L-Zhe / BTmPG

Code for paper Pushing Paraphrase Away from Original Sentence: A Multi-Round Paraphrase Generation Approach by Zhe Lin, Xiaojun Wan. This paper is accepted by Findings of ACL'21.
MIT License
13 stars 5 forks source link

Lower performance with retrained model #2

Open tomhosking opened 2 years ago

tomhosking commented 2 years ago

When I use a checkpoint that I've trained from scratch instead of the checkpoint downloaded from here, performance is ~2 iBLEU lower.

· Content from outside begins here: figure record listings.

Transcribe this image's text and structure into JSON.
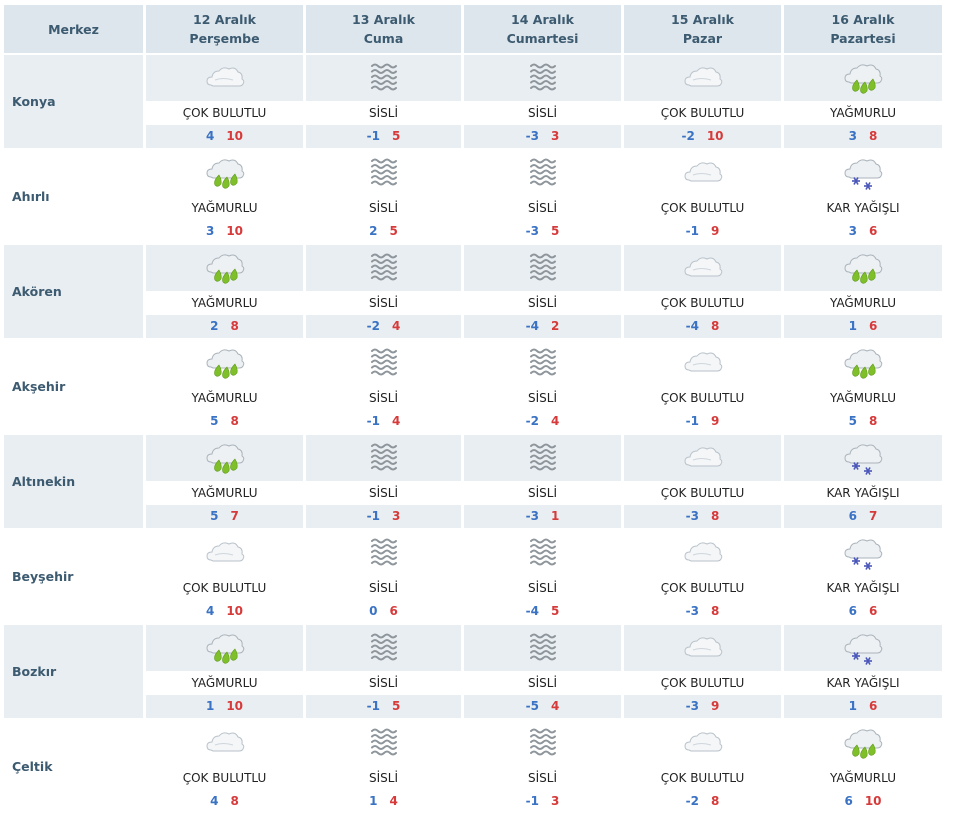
{
  "header": {
    "region": "Merkez",
    "days": [
      {
        "date": "12 Aralık",
        "weekday": "Perşembe"
      },
      {
        "date": "13 Aralık",
        "weekday": "Cuma"
      },
      {
        "date": "14 Aralık",
        "weekday": "Cumartesi"
      },
      {
        "date": "15 Aralık",
        "weekday": "Pazar"
      },
      {
        "date": "16 Aralık",
        "weekday": "Pazartesi"
      }
    ]
  },
  "labels": {
    "cok_bulutlu": "ÇOK BULUTLU",
    "sisli": "SİSLİ",
    "yagmurlu": "YAĞMURLU",
    "kar_yagisli": "KAR YAĞIŞLI"
  },
  "colors": {
    "header_bg": "#dde6ec",
    "stripe_bg": "#e9eef2",
    "min_temp": "#3a72c4",
    "max_temp": "#d63a3a"
  },
  "rows": [
    {
      "city": "Konya",
      "days": [
        {
          "cond": "cok_bulutlu",
          "min": "4",
          "max": "10"
        },
        {
          "cond": "sisli",
          "min": "-1",
          "max": "5"
        },
        {
          "cond": "sisli",
          "min": "-3",
          "max": "3"
        },
        {
          "cond": "cok_bulutlu",
          "min": "-2",
          "max": "10"
        },
        {
          "cond": "yagmurlu",
          "min": "3",
          "max": "8"
        }
      ]
    },
    {
      "city": "Ahırlı",
      "days": [
        {
          "cond": "yagmurlu",
          "min": "3",
          "max": "10"
        },
        {
          "cond": "sisli",
          "min": "2",
          "max": "5"
        },
        {
          "cond": "sisli",
          "min": "-3",
          "max": "5"
        },
        {
          "cond": "cok_bulutlu",
          "min": "-1",
          "max": "9"
        },
        {
          "cond": "kar_yagisli",
          "min": "3",
          "max": "6"
        }
      ]
    },
    {
      "city": "Akören",
      "days": [
        {
          "cond": "yagmurlu",
          "min": "2",
          "max": "8"
        },
        {
          "cond": "sisli",
          "min": "-2",
          "max": "4"
        },
        {
          "cond": "sisli",
          "min": "-4",
          "max": "2"
        },
        {
          "cond": "cok_bulutlu",
          "min": "-4",
          "max": "8"
        },
        {
          "cond": "yagmurlu",
          "min": "1",
          "max": "6"
        }
      ]
    },
    {
      "city": "Akşehir",
      "days": [
        {
          "cond": "yagmurlu",
          "min": "5",
          "max": "8"
        },
        {
          "cond": "sisli",
          "min": "-1",
          "max": "4"
        },
        {
          "cond": "sisli",
          "min": "-2",
          "max": "4"
        },
        {
          "cond": "cok_bulutlu",
          "min": "-1",
          "max": "9"
        },
        {
          "cond": "yagmurlu",
          "min": "5",
          "max": "8"
        }
      ]
    },
    {
      "city": "Altınekin",
      "days": [
        {
          "cond": "yagmurlu",
          "min": "5",
          "max": "7"
        },
        {
          "cond": "sisli",
          "min": "-1",
          "max": "3"
        },
        {
          "cond": "sisli",
          "min": "-3",
          "max": "1"
        },
        {
          "cond": "cok_bulutlu",
          "min": "-3",
          "max": "8"
        },
        {
          "cond": "kar_yagisli",
          "min": "6",
          "max": "7"
        }
      ]
    },
    {
      "city": "Beyşehir",
      "days": [
        {
          "cond": "cok_bulutlu",
          "min": "4",
          "max": "10"
        },
        {
          "cond": "sisli",
          "min": "0",
          "max": "6"
        },
        {
          "cond": "sisli",
          "min": "-4",
          "max": "5"
        },
        {
          "cond": "cok_bulutlu",
          "min": "-3",
          "max": "8"
        },
        {
          "cond": "kar_yagisli",
          "min": "6",
          "max": "6"
        }
      ]
    },
    {
      "city": "Bozkır",
      "days": [
        {
          "cond": "yagmurlu",
          "min": "1",
          "max": "10"
        },
        {
          "cond": "sisli",
          "min": "-1",
          "max": "5"
        },
        {
          "cond": "sisli",
          "min": "-5",
          "max": "4"
        },
        {
          "cond": "cok_bulutlu",
          "min": "-3",
          "max": "9"
        },
        {
          "cond": "kar_yagisli",
          "min": "1",
          "max": "6"
        }
      ]
    },
    {
      "city": "Çeltik",
      "days": [
        {
          "cond": "cok_bulutlu",
          "min": "4",
          "max": "8"
        },
        {
          "cond": "sisli",
          "min": "1",
          "max": "4"
        },
        {
          "cond": "sisli",
          "min": "-1",
          "max": "3"
        },
        {
          "cond": "cok_bulutlu",
          "min": "-2",
          "max": "8"
        },
        {
          "cond": "yagmurlu",
          "min": "6",
          "max": "10"
        }
      ]
    }
  ]
}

The command used to train the model was:

python train.py --cuda \
                --train_source ./data/qqp_train.src \
                --train_target ./data/qqp_train.tgt \
                --test_source  ./data/qqp_dev.src \
                --test_target  ./data/qqp_dev.tgt \
                --vocab_path ./checkpoints/qqp.vocab \
                --batch_size 8 \
                --epoch 100 \
                --num_rounds 2 \
                --max_length 50 \
                --clip_length 50 \
                --model_save_path ./checkpoints/qqp.model \
                --generation_save_path ./outputs/qqp/

Are there additional hyperparameters that I need to set?

L-Zhe commented 2 years ago

We do not employ iBLEU to evaluate our model, so I think you may have chosen the wrong evaluation matric.

tomhosking commented 2 years ago

Thanks for your response - iBLEU is just a weighted difference between BLEU and self-BLEU, which you do report in the paper. I get the following scores on MSCOCO when I train your model from scratch (using the command above), after 10 rounds: BLEU: 18.13, self-BLEU: 11.22 Compare to the results when I do the same with the checkpoint you've provided: BLEU: 21.30, self-BLEU: 13.84 This is much closer to the result from your paper (there will be a small difference since I'm not using exactly the same split).

I'm trying to train your model on another dataset (that you don't use in your paper), and the performance is currently much worse than the other comparison systems. So I wanted to check that I was training in the correct way, to make a fair comparison - please let me know if I should be doing anything different?

L-Zhe commented 2 years ago

I cannot hand your problem as lacking of your datasets. But I notice your batch size is too small, so I suggest you to increase it.

L-Zhe commented 2 years ago

Or you can try to close the diversity coef, in line85 of utils/run.py. This is used to solve the problem of lack of diversity in the first word.

tomhosking commented 2 years ago

Thanks - I will try reducing the length limit and increasing the batch size.

tomhosking commented 2 years ago

I've been able to train to completion using a batch size of 32 - but I now get BLEU and Self-BLEU scores of 0. It looks like training is stable at the start, but validation scores go to 0 about halfway through. Does the training script not use early stopping? How should I pick the number of training epochs?